Phoebe was an American singer-songwriter and guitarist, known for her hit 1975 songs “Poetry Man” and “Harpo’s Blues” and her credited guest vocals backing Paul Simon on “Gone at Last.” She was described by The New York Times as a “contralto grounded in a bluesy growl and capable of sweeping over four octaves.” Snow also sang numerous commercial jingles for many U.S. products during the 1980s and 1990s, including General Foods International Coffees, Salon Selectives, and Stouffer’s. Snow experienced success in Australia in the late 1970s and early 1980s with five top 100 albums in that territory.
Studio albums = 12
Compilation albums = 4
Songs with other artists = 40
Compilations with other artists = 9
Some things to share:
Her stage name came from an early 1900s fictional character featured in Delaware, Lackawanna and Western Railroad ads. In painted and later photographic print images, the young woman ‘Phoebe Snow’ was dressed all in white to emphasize the cleanliness of the line’s passenger trains. (Lackawanna’s locomotives at the time burned anthracite coal which created less soot than bituminous coal.)

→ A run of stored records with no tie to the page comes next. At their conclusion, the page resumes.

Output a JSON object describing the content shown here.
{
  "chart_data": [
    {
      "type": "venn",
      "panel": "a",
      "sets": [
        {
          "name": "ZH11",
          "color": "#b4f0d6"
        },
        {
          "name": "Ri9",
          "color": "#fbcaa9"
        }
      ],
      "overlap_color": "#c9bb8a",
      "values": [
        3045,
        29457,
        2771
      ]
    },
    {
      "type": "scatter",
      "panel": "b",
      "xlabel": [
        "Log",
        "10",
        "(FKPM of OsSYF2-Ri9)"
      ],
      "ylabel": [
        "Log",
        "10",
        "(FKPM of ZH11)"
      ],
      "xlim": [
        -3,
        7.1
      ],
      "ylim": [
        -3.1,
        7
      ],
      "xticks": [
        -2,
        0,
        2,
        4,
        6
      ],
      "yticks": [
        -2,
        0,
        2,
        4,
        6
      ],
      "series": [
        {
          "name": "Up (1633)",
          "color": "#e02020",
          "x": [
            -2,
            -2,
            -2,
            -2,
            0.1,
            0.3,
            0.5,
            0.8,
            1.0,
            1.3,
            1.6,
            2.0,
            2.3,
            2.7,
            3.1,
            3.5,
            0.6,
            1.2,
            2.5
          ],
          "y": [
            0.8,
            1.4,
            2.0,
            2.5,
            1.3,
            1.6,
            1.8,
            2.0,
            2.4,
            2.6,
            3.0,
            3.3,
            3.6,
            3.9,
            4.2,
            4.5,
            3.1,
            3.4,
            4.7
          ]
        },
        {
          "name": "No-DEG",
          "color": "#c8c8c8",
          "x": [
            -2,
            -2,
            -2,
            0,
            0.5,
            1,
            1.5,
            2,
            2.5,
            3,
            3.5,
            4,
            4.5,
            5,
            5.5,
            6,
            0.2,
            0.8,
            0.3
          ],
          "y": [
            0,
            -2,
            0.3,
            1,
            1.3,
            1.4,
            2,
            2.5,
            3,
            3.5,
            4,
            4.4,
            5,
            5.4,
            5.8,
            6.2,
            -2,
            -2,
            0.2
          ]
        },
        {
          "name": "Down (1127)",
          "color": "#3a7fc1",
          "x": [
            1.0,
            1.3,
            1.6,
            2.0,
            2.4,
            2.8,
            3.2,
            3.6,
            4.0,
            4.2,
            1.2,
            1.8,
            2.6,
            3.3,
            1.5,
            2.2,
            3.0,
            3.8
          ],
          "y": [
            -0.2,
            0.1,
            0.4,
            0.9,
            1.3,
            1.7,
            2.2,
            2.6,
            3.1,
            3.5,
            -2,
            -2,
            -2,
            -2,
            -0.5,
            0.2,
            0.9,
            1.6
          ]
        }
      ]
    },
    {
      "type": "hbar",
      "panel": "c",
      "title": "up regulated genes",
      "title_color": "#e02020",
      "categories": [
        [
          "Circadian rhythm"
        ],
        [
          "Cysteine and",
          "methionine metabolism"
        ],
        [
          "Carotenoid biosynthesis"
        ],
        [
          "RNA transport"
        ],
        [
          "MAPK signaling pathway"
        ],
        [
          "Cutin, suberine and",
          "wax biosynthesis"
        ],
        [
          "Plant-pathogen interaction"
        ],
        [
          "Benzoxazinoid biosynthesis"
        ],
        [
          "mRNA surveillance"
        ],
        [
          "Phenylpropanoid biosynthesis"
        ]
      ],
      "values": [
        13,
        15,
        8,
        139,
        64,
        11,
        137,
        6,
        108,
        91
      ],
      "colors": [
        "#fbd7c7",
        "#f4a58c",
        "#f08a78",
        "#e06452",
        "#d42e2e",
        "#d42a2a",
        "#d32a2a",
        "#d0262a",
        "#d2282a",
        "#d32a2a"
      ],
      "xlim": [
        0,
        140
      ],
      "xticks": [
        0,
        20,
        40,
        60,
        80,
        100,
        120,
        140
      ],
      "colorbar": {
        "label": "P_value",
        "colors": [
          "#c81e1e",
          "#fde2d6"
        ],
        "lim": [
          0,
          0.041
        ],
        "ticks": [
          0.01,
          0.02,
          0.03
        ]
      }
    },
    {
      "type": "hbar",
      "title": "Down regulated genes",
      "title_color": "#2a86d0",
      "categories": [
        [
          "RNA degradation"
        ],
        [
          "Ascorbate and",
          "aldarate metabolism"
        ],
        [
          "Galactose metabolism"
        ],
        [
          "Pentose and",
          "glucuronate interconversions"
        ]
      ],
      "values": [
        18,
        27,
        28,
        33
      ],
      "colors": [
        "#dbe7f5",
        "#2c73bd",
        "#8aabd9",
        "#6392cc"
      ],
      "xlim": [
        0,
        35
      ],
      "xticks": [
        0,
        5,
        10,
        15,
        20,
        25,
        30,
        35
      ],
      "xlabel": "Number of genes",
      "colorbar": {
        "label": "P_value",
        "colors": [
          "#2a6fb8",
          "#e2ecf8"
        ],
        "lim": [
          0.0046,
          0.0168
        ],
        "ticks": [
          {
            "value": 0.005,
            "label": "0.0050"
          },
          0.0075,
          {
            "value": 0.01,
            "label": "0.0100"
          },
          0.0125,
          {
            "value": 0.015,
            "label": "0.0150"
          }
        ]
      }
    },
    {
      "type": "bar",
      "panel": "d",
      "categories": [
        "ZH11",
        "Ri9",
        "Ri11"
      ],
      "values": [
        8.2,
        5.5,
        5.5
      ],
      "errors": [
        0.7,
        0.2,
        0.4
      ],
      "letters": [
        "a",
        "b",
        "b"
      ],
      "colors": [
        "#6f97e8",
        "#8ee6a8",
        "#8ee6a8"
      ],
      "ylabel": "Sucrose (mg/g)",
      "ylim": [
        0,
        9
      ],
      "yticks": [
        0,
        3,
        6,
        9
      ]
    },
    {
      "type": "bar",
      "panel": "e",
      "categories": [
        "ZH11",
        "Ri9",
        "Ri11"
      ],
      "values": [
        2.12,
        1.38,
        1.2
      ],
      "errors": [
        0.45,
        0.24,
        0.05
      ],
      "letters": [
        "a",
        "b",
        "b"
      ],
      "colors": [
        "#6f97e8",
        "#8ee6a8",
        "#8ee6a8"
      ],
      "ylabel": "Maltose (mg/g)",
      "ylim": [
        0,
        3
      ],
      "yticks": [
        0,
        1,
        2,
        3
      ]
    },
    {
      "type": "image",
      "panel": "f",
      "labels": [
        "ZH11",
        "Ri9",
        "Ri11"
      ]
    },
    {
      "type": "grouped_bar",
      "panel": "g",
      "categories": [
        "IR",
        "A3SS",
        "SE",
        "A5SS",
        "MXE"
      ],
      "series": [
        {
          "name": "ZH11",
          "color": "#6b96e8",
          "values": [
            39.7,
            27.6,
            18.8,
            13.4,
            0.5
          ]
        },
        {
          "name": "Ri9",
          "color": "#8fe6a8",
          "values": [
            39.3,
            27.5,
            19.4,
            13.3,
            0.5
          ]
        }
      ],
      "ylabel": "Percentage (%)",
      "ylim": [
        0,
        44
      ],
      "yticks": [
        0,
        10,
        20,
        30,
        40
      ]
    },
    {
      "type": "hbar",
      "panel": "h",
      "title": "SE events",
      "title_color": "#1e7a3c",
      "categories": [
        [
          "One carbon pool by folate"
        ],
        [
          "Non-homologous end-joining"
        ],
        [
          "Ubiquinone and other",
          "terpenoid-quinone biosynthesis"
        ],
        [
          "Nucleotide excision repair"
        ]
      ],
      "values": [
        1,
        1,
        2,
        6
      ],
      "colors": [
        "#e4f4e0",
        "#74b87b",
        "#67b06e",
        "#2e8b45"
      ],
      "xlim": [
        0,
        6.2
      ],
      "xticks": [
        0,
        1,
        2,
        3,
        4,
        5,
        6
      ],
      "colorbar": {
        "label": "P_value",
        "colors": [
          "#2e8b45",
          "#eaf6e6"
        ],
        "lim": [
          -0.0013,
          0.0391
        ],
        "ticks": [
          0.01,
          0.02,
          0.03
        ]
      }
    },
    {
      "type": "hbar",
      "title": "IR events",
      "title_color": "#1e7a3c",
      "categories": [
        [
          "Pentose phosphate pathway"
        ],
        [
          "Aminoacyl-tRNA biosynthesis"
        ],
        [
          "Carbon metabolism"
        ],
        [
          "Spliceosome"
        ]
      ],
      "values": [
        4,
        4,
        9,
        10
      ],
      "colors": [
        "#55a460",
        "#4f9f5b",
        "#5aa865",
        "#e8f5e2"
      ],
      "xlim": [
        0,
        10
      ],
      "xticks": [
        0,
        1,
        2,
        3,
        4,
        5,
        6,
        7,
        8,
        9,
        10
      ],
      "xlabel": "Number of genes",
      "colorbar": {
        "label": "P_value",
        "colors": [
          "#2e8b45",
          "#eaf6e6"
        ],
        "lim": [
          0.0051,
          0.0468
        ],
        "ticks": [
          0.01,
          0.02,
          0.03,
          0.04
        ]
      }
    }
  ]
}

Between 1975 and 1978 Snow was married to Phil Kearns (who later came out as gay). She had a daughter, Valerie Rose, who was born with severe brain damage. Snow resolved not to institutionalize Valerie, and cared for her at home until Valerie died on March 19, 2007, at the age of 31. Snow’s efforts to care for Valerie nearly ended her career. She continued to take voice lessons, and she studied opera informally.
In Phoebe’s later years she embraced Buddhism.
She suffered a cerebral hemorrhage on January 19, 2010, and slipped into a coma, enduring bouts of blood clots, pneumonia and congestive heart failure. She died on April 26, 2011, at age 60 in Edison, New Jersey.